San Ramon, Calif. (October 30, 2018) – Highlighting City Center Bishop Ranch’s identity as a unique East Bay destination, Sunset Development Company has initiated a revolving public art program that celebrates the East Bay’s cultural diversity by featuring local artists whose works have boldly interpreted and brought to life the cultural richness of the region.
Titled “The Slate,” the art program is a dramatic complement to the dazzling urban architecture of the new center, designed by the internationally famed Renzo Piano Building Workshop.
“City Center is an exciting new presence in San Ramon,” said Alexander Mehran, Jr., president and chief operating officer of Sunset Development. “It offers a special experience for every visitor—and we’re building on that through an art program that celebrates some of the East Bay’s boldest voices in art and design alongside City Center’s top-tier shops and restaurants.”
The inaugural installment of The Slate features oversized banners affixed in front of the City Center facade, a striking structure of corrugated metal panels that create an open, airy, inviting ambience.
Collectively, the banners create a visually fascinating display of works by the first four prominent Northern California artists whose pieces were specially curated for The Slate’s debut.
The featured artists are:
The late painter Joan Brown was the only young female artist in the Bay Area Figurative Movement, and her work is considered to be among the most important contributions to the mid-20th Century art movement. Begun in San Francisco in 1950, the Bay Area Figurative Movement consisted of artists who moved away from the styles of the Abstract Expressionists. She produced what is considered her most mature work from 1955 to 1965. Brown, a San Francisco native born in 1938, attended the California School of Fine Art (now the San Francisco Art Institute).
Richard Diebenkorn, who lived in San Francisco from the age of 2, was an immensely talented and renowned painter and printmaker who also played a seminal role in the Bay Area Figurative Movement of the 1950s and 1960s. Diebenkorn, who passed away in 1993, was admired for his early work with abstract expressionism and later, for his extensive series of geometric, lyrical abstract paintings.
Raymond Saunders is a painter acclaimed for his abstract mixed-media paintings that include collage elements and found text with sociopolitical undertones. His paintings blend figuration with gestural and calligraphic abstraction inspired by improvisational jazz and the work of artists such as Cy Twombly and Robert Rauschenberg.
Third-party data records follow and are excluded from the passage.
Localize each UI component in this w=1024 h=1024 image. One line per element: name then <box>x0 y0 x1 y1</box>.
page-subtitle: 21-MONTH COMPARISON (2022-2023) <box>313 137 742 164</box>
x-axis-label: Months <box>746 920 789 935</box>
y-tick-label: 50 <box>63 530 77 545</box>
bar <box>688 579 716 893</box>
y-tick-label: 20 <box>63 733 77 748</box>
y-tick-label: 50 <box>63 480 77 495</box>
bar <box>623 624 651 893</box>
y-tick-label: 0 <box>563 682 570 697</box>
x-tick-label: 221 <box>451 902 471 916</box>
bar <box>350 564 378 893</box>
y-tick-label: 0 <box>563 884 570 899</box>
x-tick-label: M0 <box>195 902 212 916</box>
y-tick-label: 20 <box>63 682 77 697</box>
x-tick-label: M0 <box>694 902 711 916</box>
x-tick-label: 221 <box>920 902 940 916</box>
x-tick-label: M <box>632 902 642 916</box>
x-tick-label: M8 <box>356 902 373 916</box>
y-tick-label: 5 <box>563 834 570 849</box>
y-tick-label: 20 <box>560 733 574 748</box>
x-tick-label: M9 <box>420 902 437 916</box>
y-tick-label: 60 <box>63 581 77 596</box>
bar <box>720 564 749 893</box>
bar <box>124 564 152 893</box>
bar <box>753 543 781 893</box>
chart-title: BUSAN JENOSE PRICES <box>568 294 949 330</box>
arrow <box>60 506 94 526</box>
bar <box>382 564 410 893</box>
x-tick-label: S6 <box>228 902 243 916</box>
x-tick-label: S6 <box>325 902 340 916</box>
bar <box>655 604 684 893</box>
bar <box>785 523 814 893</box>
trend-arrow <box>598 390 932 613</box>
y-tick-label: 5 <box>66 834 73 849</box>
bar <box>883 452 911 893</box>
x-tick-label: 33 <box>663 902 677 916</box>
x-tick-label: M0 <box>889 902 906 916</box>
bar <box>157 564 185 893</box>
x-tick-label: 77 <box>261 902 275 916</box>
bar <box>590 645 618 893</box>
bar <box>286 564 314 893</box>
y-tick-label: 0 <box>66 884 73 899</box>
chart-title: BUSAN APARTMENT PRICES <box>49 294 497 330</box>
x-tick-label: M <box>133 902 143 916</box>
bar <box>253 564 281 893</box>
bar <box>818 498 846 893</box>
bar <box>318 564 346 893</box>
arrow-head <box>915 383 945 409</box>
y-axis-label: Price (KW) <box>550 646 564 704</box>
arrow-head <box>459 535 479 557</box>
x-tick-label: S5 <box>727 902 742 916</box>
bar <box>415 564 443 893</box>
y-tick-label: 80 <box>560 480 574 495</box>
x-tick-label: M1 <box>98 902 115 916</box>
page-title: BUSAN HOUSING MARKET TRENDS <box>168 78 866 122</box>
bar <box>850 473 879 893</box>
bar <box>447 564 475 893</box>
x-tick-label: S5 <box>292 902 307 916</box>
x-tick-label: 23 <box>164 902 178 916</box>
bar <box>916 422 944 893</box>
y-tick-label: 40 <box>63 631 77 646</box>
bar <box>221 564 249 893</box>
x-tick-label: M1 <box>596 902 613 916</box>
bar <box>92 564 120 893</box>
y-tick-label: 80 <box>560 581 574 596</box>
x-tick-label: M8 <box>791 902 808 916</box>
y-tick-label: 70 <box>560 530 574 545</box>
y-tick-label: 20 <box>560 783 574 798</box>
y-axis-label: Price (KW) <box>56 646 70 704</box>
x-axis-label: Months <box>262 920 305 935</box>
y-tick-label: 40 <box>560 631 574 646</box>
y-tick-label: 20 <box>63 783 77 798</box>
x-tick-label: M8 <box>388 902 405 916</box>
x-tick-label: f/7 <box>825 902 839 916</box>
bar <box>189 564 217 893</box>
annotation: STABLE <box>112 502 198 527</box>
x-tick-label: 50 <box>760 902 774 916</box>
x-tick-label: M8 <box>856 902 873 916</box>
Saunders, who was born in 1934 and lives in Oakland, is also admired for his careful draftsmanship, sculpture, installation and curatorial work.
Paul Wonner was another prominent figure in the Bay Area Figurative Movement. Wonner, who died in 2008, was renowned for still life paintings, landscapes and figures featuring the vigorous brushstrokes and dynamic compositions of Abstract Expressionism. Wonner’s works today are held in the collections of the Smithsonian American Art Museum in Washington, D.C., the San Francisco Museum of Modern Art, and the Solomon R. Guggenheim Museum in New York, among others.
“We view The Slate Art Program, and City Center itself, as an important new means of enriching the East Bay community by weaving together culture, civic life and commerce,” Mehran said. “In the future, we plan to create 2-D and 3-D installations that showcase the East Bay’s outstanding innovations in science and technology, as well as its culinary and wine culture, our nationally recognized theater companies, and the renowned musicians and athletes who have proudly made the East Bay their home.”
To bring The Slate to fruition, Sunset Development commissioned Vanderbyl Design to curate the artwork, design the banners and create the vivid graphics that announce City Center and regional events of interest to the broader community. Ultimately, The Slate is designed to engage, educate and inspire by layering a collective artistic experience onto an exciting retail, dining and entertainment experience.
For more information about The Slate and City Center Bishop Ranch’s stores, restaurants and community events, visit www.citycenterbishopranch.com.
About City Center Bishop Ranch
City Center Bishop Ranch is a reinvention of the suburban shopping center model in which community, culture and commerce converge. Located in the heart of Bishop Ranch, City Center Bishop Ranch features 300,000 square feet of visionary downtown retail, dining and entertainment experiences, and will be anchored by THE LOT, a 10-screen luxury cinema, and Equinox, a luxury whole-body personal fitness, training and yoga center.